Philippe Gilbert: favourite for Tour of Flanders

Getting sick is the biggest danger

Philippe Gilbert during the Brabantse Pijl

Belgian Philippe Gilbert (Française des Jeux) showed that his form is right on target for the Tour of Flanders during last Sunday’s Brabantse Pijl. Gilbert openly claimed that if it wasn’t for Carlos Barredo’s crash, which brought him down as well, he would have been part of the winning attack with eventual winner Sylvain Chavanel (Cofidis) in the race.


Add to that a string of good results, including wins in the Belgian season opener, Het Volk and Le Samyn as well as a third place at Milano-Sanremo, and he is among the hot favourites for the Tour of Flanders.

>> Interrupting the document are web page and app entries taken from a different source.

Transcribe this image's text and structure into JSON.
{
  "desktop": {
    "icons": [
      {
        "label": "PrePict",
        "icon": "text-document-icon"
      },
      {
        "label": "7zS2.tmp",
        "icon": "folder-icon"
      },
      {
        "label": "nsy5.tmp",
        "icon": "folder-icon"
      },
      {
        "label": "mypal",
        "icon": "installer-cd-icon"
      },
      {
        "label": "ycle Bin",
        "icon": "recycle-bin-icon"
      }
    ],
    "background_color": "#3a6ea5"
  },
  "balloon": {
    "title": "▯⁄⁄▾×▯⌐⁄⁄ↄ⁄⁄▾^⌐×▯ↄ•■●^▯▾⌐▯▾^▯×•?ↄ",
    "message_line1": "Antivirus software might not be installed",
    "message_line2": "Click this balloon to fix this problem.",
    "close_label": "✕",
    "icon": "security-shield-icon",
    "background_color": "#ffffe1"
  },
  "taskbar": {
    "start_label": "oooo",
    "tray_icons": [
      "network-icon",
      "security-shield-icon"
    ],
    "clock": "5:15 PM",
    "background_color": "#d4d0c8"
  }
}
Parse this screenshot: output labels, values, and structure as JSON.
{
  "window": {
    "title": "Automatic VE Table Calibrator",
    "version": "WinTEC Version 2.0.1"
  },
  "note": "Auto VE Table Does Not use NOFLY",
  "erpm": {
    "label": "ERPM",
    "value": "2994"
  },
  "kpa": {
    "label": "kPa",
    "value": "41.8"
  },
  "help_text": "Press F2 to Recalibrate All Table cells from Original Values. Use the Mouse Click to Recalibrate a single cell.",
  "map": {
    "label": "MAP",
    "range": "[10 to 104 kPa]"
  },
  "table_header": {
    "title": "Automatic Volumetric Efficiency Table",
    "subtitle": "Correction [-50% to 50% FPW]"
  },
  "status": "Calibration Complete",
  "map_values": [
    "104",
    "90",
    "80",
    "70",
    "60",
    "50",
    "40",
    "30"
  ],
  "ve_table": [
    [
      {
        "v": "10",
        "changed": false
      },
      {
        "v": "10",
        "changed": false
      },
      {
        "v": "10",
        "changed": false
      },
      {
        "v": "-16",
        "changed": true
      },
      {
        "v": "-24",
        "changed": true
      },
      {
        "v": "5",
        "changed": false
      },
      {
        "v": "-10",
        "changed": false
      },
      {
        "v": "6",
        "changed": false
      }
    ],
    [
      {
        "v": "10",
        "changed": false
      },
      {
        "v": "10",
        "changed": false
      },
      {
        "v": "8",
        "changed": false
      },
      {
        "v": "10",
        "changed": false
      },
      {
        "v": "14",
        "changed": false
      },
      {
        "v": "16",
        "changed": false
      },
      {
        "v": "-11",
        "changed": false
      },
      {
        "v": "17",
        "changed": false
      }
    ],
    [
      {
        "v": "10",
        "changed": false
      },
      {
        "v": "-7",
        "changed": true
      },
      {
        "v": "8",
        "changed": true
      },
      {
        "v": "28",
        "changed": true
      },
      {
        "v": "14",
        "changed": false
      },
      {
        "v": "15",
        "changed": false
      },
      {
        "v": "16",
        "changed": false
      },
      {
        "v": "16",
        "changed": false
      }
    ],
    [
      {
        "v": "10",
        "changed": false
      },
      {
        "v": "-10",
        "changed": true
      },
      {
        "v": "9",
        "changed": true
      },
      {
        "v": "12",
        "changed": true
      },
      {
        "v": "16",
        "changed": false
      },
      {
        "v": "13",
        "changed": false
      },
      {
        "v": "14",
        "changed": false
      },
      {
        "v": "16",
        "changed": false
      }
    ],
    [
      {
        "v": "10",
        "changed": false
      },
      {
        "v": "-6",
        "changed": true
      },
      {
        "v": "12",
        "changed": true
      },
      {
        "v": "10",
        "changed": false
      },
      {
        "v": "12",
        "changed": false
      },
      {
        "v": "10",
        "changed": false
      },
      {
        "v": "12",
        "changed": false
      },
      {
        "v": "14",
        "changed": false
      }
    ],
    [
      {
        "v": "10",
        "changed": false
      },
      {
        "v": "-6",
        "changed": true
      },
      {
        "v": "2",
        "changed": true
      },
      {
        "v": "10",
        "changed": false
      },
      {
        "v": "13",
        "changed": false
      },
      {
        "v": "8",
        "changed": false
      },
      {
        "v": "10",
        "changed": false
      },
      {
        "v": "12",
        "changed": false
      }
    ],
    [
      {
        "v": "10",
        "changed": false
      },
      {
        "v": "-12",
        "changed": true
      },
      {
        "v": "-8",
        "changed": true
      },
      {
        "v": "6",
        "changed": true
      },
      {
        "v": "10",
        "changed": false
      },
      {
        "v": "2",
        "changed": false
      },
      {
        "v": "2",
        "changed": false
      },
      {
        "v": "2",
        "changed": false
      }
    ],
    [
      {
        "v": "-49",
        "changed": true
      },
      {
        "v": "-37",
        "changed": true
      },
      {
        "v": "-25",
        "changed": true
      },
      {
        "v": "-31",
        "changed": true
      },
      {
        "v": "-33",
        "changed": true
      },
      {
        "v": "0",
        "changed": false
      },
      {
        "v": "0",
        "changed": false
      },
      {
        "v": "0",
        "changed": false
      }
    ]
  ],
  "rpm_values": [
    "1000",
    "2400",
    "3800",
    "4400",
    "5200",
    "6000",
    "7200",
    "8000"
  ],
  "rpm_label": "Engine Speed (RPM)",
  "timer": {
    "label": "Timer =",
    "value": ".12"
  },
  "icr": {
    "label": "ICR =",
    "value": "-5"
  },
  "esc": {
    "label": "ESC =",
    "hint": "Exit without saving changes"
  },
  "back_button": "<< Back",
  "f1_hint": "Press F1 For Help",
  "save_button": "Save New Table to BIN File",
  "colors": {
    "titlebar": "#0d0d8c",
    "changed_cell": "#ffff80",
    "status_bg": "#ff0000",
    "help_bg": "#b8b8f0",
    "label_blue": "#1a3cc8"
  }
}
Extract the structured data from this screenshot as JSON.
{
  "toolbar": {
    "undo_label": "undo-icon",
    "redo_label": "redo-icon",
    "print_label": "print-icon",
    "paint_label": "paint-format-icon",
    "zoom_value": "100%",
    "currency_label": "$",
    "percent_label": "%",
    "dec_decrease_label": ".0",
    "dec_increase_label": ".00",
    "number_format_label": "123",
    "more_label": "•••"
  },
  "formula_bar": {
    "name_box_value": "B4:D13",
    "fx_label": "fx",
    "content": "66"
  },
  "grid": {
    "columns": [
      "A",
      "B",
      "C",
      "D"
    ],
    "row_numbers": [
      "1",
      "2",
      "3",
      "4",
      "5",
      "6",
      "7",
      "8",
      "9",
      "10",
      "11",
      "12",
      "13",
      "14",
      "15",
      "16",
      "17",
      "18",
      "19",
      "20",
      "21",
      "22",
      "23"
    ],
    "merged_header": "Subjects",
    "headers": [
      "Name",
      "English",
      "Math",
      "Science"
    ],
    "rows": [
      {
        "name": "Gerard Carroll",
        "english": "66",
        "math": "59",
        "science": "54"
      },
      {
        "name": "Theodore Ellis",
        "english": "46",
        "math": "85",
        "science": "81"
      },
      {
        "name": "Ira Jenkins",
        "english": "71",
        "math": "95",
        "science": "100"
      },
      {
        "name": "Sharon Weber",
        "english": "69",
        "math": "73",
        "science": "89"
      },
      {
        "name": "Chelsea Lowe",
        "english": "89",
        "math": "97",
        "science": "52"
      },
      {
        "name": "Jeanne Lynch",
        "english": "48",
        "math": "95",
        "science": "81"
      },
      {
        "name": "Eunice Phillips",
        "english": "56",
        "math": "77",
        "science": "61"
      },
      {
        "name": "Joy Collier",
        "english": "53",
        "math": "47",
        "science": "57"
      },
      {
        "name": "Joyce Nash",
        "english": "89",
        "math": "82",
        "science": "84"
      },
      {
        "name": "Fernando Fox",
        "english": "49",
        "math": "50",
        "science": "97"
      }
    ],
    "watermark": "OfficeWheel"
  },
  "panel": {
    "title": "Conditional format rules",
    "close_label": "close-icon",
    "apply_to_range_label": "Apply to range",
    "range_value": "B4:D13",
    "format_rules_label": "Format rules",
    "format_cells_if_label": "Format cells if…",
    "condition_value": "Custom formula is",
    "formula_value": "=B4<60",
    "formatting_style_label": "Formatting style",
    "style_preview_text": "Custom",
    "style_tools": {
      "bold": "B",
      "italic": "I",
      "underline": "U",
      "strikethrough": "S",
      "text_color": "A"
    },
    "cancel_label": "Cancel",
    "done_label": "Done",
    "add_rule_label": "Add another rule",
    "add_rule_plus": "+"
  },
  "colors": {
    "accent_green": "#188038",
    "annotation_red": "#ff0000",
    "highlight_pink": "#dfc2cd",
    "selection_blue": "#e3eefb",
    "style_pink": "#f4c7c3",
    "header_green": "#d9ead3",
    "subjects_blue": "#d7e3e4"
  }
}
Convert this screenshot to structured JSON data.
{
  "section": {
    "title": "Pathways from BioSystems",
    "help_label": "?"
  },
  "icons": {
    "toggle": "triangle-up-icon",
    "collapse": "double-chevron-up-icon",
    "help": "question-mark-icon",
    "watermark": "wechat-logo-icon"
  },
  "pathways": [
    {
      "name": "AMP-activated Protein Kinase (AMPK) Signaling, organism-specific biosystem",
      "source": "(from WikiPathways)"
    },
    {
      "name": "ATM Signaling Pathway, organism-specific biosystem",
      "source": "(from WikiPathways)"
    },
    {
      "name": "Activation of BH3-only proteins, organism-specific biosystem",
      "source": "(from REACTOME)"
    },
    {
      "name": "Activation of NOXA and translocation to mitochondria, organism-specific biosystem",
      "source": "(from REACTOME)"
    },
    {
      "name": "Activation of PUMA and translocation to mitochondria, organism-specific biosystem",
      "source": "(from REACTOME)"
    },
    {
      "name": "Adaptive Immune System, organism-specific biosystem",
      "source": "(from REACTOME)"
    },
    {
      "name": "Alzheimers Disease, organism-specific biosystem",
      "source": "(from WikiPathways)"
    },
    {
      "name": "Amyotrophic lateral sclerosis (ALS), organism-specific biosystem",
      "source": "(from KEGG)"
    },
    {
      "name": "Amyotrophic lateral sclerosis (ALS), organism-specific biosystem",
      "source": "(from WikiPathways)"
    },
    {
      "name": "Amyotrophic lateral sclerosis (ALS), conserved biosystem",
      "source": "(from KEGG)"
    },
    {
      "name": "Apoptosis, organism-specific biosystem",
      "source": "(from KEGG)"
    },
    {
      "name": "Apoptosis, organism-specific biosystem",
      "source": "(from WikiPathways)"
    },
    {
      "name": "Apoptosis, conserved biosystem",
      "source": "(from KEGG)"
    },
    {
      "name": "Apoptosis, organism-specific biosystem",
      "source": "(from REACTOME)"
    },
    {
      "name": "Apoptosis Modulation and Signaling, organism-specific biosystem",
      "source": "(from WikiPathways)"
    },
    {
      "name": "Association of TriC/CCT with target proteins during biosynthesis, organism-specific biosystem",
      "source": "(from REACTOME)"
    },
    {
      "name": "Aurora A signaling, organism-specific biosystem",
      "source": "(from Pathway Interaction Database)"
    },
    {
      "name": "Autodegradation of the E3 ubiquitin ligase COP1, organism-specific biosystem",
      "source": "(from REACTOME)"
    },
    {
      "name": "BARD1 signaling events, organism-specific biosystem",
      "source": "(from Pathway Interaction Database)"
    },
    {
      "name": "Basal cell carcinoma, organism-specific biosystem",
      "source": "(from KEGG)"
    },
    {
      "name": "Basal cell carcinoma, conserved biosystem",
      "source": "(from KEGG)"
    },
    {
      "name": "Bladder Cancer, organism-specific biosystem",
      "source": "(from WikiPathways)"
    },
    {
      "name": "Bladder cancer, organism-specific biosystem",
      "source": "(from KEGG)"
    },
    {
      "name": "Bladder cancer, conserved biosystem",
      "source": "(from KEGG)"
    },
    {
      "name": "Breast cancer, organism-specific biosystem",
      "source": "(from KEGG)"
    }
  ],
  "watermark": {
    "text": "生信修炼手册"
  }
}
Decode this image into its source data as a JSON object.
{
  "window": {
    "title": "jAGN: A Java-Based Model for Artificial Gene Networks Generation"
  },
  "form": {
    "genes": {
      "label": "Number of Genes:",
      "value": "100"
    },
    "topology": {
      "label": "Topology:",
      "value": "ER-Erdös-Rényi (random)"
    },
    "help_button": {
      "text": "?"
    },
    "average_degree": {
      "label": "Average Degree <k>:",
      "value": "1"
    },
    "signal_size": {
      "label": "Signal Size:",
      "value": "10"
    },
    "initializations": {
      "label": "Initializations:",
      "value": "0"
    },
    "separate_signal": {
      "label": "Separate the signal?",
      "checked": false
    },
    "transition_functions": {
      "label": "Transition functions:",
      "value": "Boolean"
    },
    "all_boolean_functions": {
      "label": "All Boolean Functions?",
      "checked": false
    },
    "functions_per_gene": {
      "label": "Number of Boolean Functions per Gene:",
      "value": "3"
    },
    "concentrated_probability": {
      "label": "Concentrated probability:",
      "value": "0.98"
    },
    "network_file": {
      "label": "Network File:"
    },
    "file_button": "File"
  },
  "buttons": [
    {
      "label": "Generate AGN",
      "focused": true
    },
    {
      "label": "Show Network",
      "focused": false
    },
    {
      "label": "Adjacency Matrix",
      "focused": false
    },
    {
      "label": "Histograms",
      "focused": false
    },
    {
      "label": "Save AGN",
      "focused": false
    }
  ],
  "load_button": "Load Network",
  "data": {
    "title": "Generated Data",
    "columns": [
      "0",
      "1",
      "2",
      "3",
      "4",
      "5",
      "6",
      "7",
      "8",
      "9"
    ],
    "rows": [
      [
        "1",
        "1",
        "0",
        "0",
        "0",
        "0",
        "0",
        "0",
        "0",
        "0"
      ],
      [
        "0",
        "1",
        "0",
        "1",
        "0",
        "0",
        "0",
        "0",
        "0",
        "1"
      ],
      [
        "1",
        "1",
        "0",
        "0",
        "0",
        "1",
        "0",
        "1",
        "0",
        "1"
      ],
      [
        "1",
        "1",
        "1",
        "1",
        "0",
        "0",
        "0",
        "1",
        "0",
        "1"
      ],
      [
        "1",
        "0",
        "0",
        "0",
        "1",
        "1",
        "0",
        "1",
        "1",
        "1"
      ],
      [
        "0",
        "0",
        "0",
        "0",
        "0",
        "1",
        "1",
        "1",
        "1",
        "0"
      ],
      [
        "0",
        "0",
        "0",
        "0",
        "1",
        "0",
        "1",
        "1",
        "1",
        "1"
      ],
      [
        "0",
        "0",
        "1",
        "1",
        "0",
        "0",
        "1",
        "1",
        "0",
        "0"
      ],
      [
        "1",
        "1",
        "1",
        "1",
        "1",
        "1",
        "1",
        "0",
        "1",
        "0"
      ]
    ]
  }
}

“Sunday’s race [the Brabantse Pijl] was first and foremost meant as a tough training ride in preparation for the Ronde,” he said. “So I wasn’t disappointed with my second place there. I was on the podium, just like in almost all of the races I have ridden [this year].

“It is a sign that my condition is better than good,” he added. “Now it is important that I take good care of myself over the next week.”

Gilbert has opted not to take part in the Driedaagse van De Panne, instead he will do a reconnaissance of the Tour of Flanders route on Wednesday, weather permitting. “Getting sick the week of the Ronde is the biggest danger there is,” he said. “I still can’t ride up the climbs blind folded. The Flemish can do that, but I am a Waal [Wallonian]. I do know the critical places.”

Gilbert signaled that even the Koppenberg climb doesn’t faze him. “It is part of the show and every rider has to ride over it,” he said.

Team support

Unlike a number of other Flanders favourites, who are able to rely on strong team support, Gilbert is hopeful of having at least one or two teammates at his disposal as the race nears the crucial stages.

“[Française des Jeux] are unable to take the race by the horns, like CSC or Cofidis. CSC has the strongest team and a great team spirit,” he said. “If there are four CSC guys in the finale, then it is going to be tough.

“But La Française is stronger this year than it was last year. Frédéric Guesdon dropped me off at the Poggio in an ideal way during Milano-Sanremo. In Flanders I will be relying on Guesdon for the same.”


Gilbert will be one of the most watched riders in the peloton, which he admits is the down side of his success. “My first priority is to stay away from crashes and punctures,” he said. “Then I will automatically be in the finale.”